Abdul Rahman’s remarkable story will soon air on public television for the first time – and, as its producers hope, may also foster awareness of a positive Muslim figure outside of current political conflicts. Beyond his religion, this story also illuminates the tremendous capacity of a human being to endure, hope, struggle and prevail.
The new documentary, “Prince Among Slaves,” “tells a small sliver of the African story, but one that is very important for Americans to know,” said co-executive producer Alex Kronemer with Unity Productions Foundation. “Knowing him enriches our understanding of the human spirit and offers an important lesson about what matters in life.”

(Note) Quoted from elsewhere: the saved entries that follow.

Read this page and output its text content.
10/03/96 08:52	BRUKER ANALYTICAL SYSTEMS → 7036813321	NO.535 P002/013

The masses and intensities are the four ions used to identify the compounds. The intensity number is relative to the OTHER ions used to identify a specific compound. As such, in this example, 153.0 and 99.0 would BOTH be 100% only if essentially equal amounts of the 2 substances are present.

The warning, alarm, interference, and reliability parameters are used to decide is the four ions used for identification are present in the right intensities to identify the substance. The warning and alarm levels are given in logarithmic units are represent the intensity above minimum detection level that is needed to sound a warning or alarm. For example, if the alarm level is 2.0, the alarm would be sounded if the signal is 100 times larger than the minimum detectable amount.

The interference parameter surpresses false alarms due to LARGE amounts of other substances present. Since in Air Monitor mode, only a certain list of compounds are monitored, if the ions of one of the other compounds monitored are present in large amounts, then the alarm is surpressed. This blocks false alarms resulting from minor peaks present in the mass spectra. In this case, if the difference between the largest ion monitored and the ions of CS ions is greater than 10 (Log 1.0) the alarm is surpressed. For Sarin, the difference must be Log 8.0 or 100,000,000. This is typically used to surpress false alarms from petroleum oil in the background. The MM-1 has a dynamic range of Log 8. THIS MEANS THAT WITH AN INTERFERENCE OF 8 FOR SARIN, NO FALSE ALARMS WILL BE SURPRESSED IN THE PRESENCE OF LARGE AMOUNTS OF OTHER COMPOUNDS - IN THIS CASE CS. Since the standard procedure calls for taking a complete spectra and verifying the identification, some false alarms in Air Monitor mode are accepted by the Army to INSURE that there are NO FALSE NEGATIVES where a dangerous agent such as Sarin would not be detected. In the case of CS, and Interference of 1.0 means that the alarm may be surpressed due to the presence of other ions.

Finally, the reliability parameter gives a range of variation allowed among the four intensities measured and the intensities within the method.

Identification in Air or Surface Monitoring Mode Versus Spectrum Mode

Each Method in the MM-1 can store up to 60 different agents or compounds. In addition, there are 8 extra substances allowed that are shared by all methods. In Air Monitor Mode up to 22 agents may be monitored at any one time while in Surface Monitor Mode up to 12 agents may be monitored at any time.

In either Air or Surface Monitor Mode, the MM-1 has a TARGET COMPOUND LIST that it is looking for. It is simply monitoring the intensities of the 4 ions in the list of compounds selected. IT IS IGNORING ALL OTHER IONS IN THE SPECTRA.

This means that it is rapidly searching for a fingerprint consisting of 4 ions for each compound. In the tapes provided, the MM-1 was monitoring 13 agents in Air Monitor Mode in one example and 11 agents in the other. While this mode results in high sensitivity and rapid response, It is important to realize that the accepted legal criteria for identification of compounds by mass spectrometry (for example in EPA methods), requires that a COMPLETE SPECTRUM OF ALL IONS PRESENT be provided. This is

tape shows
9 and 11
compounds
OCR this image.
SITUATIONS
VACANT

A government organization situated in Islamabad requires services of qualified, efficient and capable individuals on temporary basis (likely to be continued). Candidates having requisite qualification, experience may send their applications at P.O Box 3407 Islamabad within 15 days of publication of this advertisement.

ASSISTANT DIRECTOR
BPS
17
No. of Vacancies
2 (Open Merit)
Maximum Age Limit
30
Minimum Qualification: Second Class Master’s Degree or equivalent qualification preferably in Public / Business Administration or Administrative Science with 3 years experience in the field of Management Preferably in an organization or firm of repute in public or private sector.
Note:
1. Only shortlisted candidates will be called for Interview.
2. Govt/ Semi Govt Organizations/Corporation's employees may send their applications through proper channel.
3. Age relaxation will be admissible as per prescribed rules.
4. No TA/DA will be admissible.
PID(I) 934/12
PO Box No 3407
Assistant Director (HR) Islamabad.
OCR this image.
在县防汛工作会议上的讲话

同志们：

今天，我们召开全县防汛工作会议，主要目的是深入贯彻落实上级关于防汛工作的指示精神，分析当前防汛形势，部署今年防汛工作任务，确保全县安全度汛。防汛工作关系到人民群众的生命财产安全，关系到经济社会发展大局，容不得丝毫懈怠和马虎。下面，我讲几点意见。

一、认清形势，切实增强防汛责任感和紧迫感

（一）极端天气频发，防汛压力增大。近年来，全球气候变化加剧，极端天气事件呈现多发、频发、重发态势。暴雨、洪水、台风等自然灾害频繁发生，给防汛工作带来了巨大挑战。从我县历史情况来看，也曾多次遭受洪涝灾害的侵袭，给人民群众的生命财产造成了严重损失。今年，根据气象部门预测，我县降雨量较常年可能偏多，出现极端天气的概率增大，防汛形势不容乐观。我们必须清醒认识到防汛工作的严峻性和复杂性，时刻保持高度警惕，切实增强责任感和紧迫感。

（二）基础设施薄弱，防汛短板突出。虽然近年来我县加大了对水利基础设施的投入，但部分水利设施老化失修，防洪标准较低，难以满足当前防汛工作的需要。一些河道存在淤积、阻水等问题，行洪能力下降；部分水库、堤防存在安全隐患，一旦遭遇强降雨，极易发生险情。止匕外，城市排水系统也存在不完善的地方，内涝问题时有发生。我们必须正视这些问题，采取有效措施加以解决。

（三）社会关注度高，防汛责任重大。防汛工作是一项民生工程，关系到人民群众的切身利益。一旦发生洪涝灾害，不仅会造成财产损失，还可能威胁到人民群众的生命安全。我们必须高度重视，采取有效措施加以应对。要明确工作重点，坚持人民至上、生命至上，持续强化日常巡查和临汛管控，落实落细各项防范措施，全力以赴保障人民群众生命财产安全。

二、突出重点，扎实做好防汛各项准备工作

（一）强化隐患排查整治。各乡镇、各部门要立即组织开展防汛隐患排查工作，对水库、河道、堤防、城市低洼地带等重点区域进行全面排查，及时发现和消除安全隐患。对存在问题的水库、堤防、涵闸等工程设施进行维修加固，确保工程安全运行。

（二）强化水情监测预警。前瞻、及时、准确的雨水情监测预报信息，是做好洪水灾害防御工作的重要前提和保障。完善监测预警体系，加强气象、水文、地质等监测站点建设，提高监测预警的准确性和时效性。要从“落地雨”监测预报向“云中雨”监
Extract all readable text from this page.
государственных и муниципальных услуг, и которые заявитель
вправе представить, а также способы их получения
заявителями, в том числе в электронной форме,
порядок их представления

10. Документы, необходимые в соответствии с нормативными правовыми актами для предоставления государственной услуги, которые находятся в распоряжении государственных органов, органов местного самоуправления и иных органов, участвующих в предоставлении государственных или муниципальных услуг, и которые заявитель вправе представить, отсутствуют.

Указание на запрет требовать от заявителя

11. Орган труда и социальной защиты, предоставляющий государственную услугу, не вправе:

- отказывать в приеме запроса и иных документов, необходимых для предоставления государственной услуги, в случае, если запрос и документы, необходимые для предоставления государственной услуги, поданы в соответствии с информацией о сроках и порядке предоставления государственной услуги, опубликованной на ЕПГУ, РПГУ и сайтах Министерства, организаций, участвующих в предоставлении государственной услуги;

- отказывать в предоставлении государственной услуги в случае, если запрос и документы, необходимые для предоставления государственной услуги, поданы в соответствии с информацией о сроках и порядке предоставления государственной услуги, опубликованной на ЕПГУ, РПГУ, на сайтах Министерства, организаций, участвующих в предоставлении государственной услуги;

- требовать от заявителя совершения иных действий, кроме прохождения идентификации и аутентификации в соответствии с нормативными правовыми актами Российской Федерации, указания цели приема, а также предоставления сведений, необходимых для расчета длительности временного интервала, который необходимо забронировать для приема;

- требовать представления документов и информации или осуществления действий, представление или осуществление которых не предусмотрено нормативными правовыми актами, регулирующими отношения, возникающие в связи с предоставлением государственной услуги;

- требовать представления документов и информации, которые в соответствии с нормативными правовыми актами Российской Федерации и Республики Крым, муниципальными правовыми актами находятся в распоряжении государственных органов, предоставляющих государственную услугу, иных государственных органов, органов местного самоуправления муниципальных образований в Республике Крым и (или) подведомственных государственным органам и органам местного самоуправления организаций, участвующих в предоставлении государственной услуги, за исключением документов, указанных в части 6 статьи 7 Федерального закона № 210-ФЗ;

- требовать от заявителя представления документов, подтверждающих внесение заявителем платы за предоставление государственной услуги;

Born in 1762 to the king of the Fula nation in Timbo, a city in Futa Jallon in western Africa, Abdul Rahman grew to manhood in a thriving Muslim culture, with the best in education and royal and military training. He had just earned the rank of colonel at the age of 26 when he was taken prisoner in a regional conflict, in 1788, and sold into the trans-Atlantic slave trade.
Executive producers Kronemer and Wolfe, known for their 2002 documentary, Muhammad: Legacy of a Prophet (s) hope their newest project inspires viewers with the story of a man who never lost his self-respect and innate nobility despite the severities he endured.